The aerospace industry is “an expert in process validation of tape manufacturing in particular. They’ve been using tape for as long as we’ve been using RTM, so that’s really valuable — they have insight and knowledge on how a tape performs in a production infrastructure, and how to validate that through a process; it’s a really great opportunity for us to see how our approaches compare across industries and share our learning together. Aerospace is also on the cutting edge of inline process inspection, so that’s another opportunity.”

 

Next steps: Automated RTM cell, physical prototypes

As of the beginning of 2023, much of the work had been done for the first two themes — tooling, materials and part-level design, and the first physical parts were being produced. McLaren’s rear floor demonstrator was the first manufactured, along with several ribs and spars for the wingtip project.

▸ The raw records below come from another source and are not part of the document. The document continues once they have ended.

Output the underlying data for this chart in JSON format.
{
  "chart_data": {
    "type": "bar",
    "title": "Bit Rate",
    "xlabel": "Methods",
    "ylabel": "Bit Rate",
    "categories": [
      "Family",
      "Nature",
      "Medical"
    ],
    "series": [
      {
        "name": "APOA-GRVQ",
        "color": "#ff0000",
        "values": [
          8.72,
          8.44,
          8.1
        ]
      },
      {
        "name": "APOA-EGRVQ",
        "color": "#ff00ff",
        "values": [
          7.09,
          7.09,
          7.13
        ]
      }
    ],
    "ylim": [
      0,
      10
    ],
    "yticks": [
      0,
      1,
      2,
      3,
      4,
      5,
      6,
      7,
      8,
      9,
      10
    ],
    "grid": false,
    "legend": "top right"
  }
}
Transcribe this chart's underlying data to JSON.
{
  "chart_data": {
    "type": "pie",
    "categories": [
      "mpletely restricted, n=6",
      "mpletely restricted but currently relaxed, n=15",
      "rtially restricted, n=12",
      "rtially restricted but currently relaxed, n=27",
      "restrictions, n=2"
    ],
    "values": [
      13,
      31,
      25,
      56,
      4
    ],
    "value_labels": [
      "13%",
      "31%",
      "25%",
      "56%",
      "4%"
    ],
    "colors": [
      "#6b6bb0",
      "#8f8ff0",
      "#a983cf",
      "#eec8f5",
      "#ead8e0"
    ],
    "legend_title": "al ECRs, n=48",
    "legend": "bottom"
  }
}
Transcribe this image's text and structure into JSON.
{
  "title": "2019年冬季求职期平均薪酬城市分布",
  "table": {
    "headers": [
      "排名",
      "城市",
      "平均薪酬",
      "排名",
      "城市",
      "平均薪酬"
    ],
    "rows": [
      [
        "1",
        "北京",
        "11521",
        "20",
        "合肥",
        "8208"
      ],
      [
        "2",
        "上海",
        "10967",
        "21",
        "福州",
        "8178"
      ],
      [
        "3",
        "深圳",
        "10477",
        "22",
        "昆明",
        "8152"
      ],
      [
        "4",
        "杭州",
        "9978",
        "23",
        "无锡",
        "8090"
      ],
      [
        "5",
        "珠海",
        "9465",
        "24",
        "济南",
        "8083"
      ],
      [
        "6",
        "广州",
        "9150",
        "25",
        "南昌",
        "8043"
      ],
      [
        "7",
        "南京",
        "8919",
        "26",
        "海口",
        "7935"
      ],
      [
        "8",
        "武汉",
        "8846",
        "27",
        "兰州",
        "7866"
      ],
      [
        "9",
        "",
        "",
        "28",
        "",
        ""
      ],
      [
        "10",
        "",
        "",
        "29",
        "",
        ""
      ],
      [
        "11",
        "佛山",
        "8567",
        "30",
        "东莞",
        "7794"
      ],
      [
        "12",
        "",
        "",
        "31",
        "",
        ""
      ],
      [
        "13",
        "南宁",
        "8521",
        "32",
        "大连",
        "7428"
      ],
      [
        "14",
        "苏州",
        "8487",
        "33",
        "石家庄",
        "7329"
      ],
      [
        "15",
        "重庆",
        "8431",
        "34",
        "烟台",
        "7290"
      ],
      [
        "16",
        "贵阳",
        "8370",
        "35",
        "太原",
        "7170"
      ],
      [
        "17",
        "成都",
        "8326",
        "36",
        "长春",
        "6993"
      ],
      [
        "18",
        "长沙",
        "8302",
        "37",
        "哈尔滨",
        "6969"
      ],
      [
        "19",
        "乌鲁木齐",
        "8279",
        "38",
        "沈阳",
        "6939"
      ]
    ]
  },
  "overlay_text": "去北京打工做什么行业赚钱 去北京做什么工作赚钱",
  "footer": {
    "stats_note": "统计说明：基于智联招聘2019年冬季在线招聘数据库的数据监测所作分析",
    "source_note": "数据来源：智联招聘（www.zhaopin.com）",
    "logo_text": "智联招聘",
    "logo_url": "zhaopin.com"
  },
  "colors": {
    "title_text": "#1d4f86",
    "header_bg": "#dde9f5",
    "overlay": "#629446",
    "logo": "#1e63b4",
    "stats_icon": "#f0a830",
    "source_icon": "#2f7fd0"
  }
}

automated work cell for resin transfer molding as part of ASCEND composites consortium

Automated work cell. ASCEND partner Airborne has developed a fully automated preforming and RTM cell to be installed at GKN’s Bristol-based Global Technology Centre in summer 2023, for producing several of the consortium’s aerospace demonstrator components. Photo Credit: Airborne

At GKN’s GTC, an automated preforming cell, designed by ASCEND partner Airborne, is set to be installed in August 2023 and will produce the final wingtip and wing box demonstrators. The teams are also working to increase the TRL of the SMP tooling and thermoformed rib demonstrators that have already been developed.

“We’re doing so much concurrently because we have a key focus on the products, and all the requirements that go into it. So we’re doing the design, the materials, the automation, the inspection — it’s all absolutely needed to be capable at the rates we need,” Carr notes.

Barlow adds, “There’s a lot of collaboration from the other partners as well, feeding into our work packages and us feeding into theirs. It does get quite complicated.”

What will it all come down to? High-TRL demonstrator parts, yes, but also materials and process know-how that can be transferred into other next-generation aerospace and automotive components. “It’s central to the success of ASCEND that we are not just focused on making parts in a factory,” Searle says. “We’re also establishing the capability to operate the factory at rate, with the best materials and a highly skilled workforce to accelerate the U.K. composites community.”